Consensus may require a certain arbitrary cryptographic challenge to be continuously solved (Proof of Work), provide a proof of possession of certain cryptographic keys (Proof of Stake) or have any other mechanics, but generally, it has to be deterministic and independently verifiable, so likely will rely on strong cryptography.

Proof of Work consensus

Proof of work is the most often mentioned mechanism for achieving consensus. Proof of Work requires that a contributor does a deterministically difficult amount of work that is then easy to check. Bitcoin, for example, does this by making miners hash until they get the longest string of zeroes. This artificially slows down block creation and makes it computationally and thus financially expensive in the Bitcoin network. Anyone can mine blocks but given the current normalised difficulty, it takes a ridiculously long time for non-specialized hardware to mine a valid block.

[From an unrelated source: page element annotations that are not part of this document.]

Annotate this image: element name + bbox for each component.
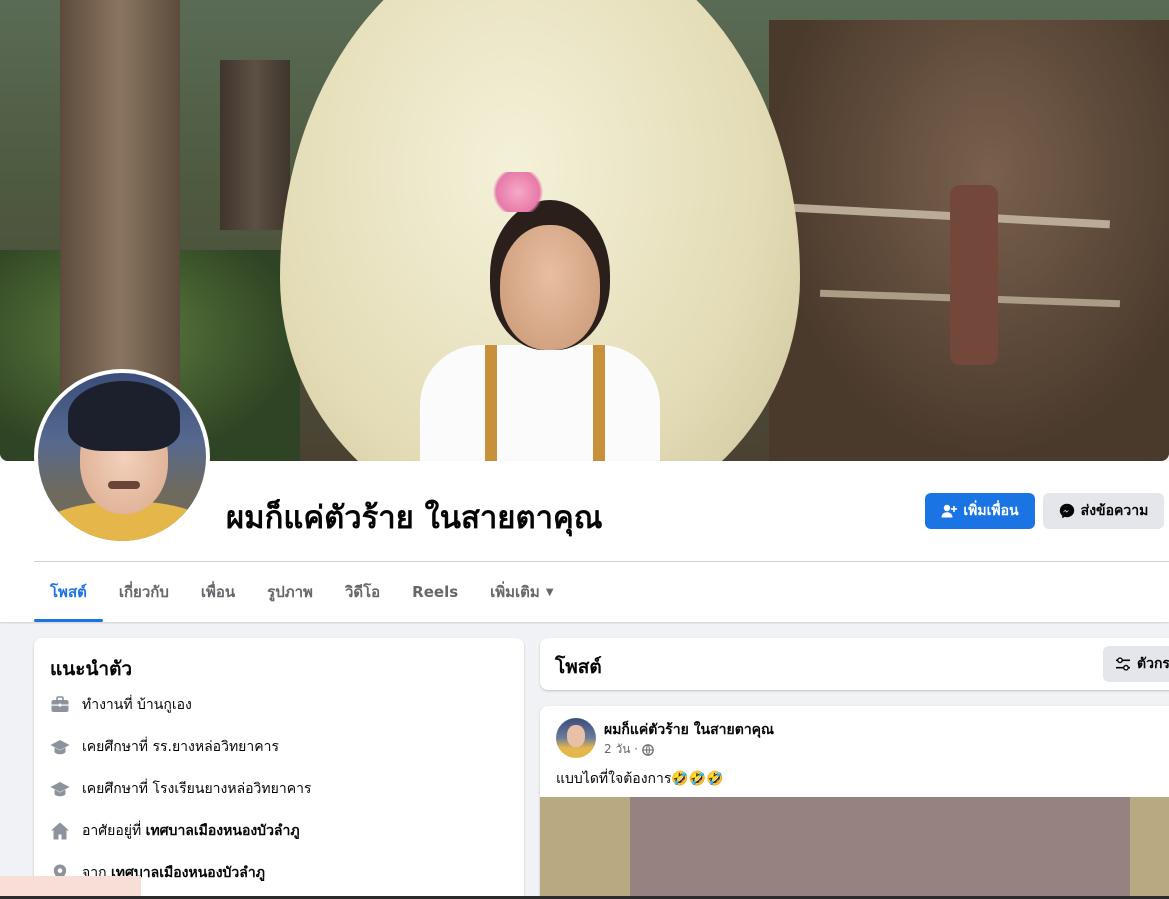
filter-button[interactable]: ตัวกรอง bbox=[1103, 646, 1169, 682]
tab-more-label: เพิ่มเติม bbox=[490, 583, 540, 601]
post-author-name[interactable]: ผมก็แค่ตัวร้าย ในสายตาคุณ bbox=[604, 719, 774, 741]
cover-hair-flower bbox=[488, 172, 548, 212]
send-message-button[interactable]: ส่งข้อความ bbox=[1043, 493, 1164, 529]
profile-tabs: โพสต์ เกี่ยวกับ เพื่อน รูปภาพ วิดีโอ Ree… bbox=[34, 562, 570, 622]
avatar-mouth bbox=[108, 481, 140, 489]
tab-photos-label: รูปภาพ bbox=[267, 583, 313, 601]
post-avatar-face bbox=[567, 725, 585, 747]
cover-tree-trunk bbox=[60, 0, 180, 400]
intro-title: แนะนำตัว bbox=[50, 658, 133, 680]
cover-child-apron bbox=[485, 345, 605, 461]
add-friend-label: เพิ่มเพื่อน bbox=[963, 503, 1019, 519]
intro-lives-in: อาศัยอยู่ที่ เทศบาลเมืองหนองบัวลำภู bbox=[50, 820, 300, 842]
messenger-icon bbox=[1059, 503, 1074, 519]
profile-avatar[interactable] bbox=[34, 369, 210, 545]
filter-label: ตัวกรอง bbox=[1137, 656, 1169, 672]
intro-education-1: เคยศึกษาที่ รร.ยางหล่อวิทยาคาร bbox=[50, 736, 279, 758]
avatar-hair bbox=[68, 381, 180, 451]
add-friend-icon bbox=[941, 504, 958, 518]
briefcase-icon bbox=[50, 695, 70, 715]
graduation-cap-icon bbox=[50, 779, 70, 799]
intro-work: ทำงานที่ บ้านกูเอง bbox=[50, 694, 192, 716]
tab-posts-label: โพสต์ bbox=[50, 583, 87, 601]
tab-about-label: เกี่ยวกับ bbox=[118, 583, 169, 601]
intro-card: แนะนำตัว ทำงานที่ บ้านกูเอง เคยศึกษาที่ … bbox=[34, 638, 524, 899]
tab-reels[interactable]: Reels bbox=[396, 562, 474, 622]
posts-header-card: โพสต์ ตัวกรอง bbox=[540, 638, 1169, 690]
home-icon bbox=[50, 821, 70, 841]
chevron-down-icon: ▼ bbox=[545, 586, 554, 598]
post-photo-content bbox=[630, 797, 1130, 899]
tab-friends-label: เพื่อน bbox=[200, 583, 236, 601]
tab-videos[interactable]: วิดีโอ bbox=[329, 562, 396, 622]
post-timestamp[interactable]: 2 วัน · bbox=[604, 740, 638, 759]
intro-education-2: เคยศึกษาที่ โรงเรียนยางหล่อวิทยาคาร bbox=[50, 778, 311, 800]
intro-lives-in-prefix: อาศัยอยู่ที่ bbox=[82, 823, 142, 839]
tab-videos-label: วิดีโอ bbox=[344, 583, 381, 601]
avatar-photo bbox=[38, 373, 206, 541]
post-author-avatar[interactable] bbox=[556, 718, 596, 758]
graduation-cap-icon bbox=[50, 737, 70, 757]
cover-child-face bbox=[500, 225, 600, 350]
post-meta: 2 วัน · bbox=[604, 740, 654, 759]
tab-about[interactable]: เกี่ยวกับ bbox=[103, 562, 185, 622]
filter-icon bbox=[1116, 657, 1130, 671]
cover-fence-post bbox=[950, 185, 998, 365]
tab-friends[interactable]: เพื่อน bbox=[185, 562, 251, 622]
tab-photos[interactable]: รูปภาพ bbox=[251, 562, 329, 622]
tab-reels-label: Reels bbox=[412, 583, 459, 601]
post-photo[interactable] bbox=[540, 797, 1169, 899]
globe-icon bbox=[642, 743, 654, 756]
post-card: ผมก็แค่ตัวร้าย ในสายตาคุณ 2 วัน · แบบไดท… bbox=[540, 706, 1169, 899]
add-friend-button[interactable]: เพิ่มเพื่อน bbox=[925, 493, 1035, 529]
posts-title: โพสต์ bbox=[555, 656, 602, 678]
post-text: แบบไดที่ใจต้องการ🤣🤣🤣 bbox=[556, 771, 724, 787]
intro-lives-in-place[interactable]: เทศบาลเมืองหนองบัวลำภู bbox=[146, 820, 300, 842]
send-message-label: ส่งข้อความ bbox=[1080, 503, 1149, 519]
profile-name: ผมก็แค่ตัวร้าย ในสายตาคุณ bbox=[226, 500, 603, 536]
intro-education-1-text: เคยศึกษาที่ รร.ยางหล่อวิทยาคาร bbox=[82, 739, 279, 755]
intro-work-text: ทำงานที่ บ้านกูเอง bbox=[82, 697, 192, 713]
cover-tree-trunk-2 bbox=[220, 60, 290, 230]
tab-posts[interactable]: โพสต์ bbox=[34, 562, 103, 622]
intro-education-2-text: เคยศึกษาที่ โรงเรียนยางหล่อวิทยาคาร bbox=[82, 781, 312, 797]
tab-more[interactable]: เพิ่มเติม ▼ bbox=[474, 562, 569, 622]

This process is the only way invented by now to reliably implement a public permissionless consensus where anybody can participate.

Proof of Stake consensus

Proof of stake is far more like a traditional weighted voting model. Everyone locks up some value as a promise of their good intentions inside the system and then there are fixed voting rounds where each person votes using the weight of the value locked up. In an example both Alice and Bob stake 50 value into the system, they both have equal votes but neither have the majority. Both together can vote and provide the majority for confirming a block. Anyone can propose a block but only those with stake can vote.

This model does work very well in case the permissioned DLT, i.e. where participants of consensus have to be given an explicit prior permission to join. In this case, their stake contribution can be verified as part of the permission granting process.

Blockchain forking

Applied to the blockchain, the event of forking is an occasion where starting from a certain block the chain of blocks splits into two or more chains, descending from the same parent but further producing different blocks according to different rules.

Some DLT consensus algorithms allow that, others don’t.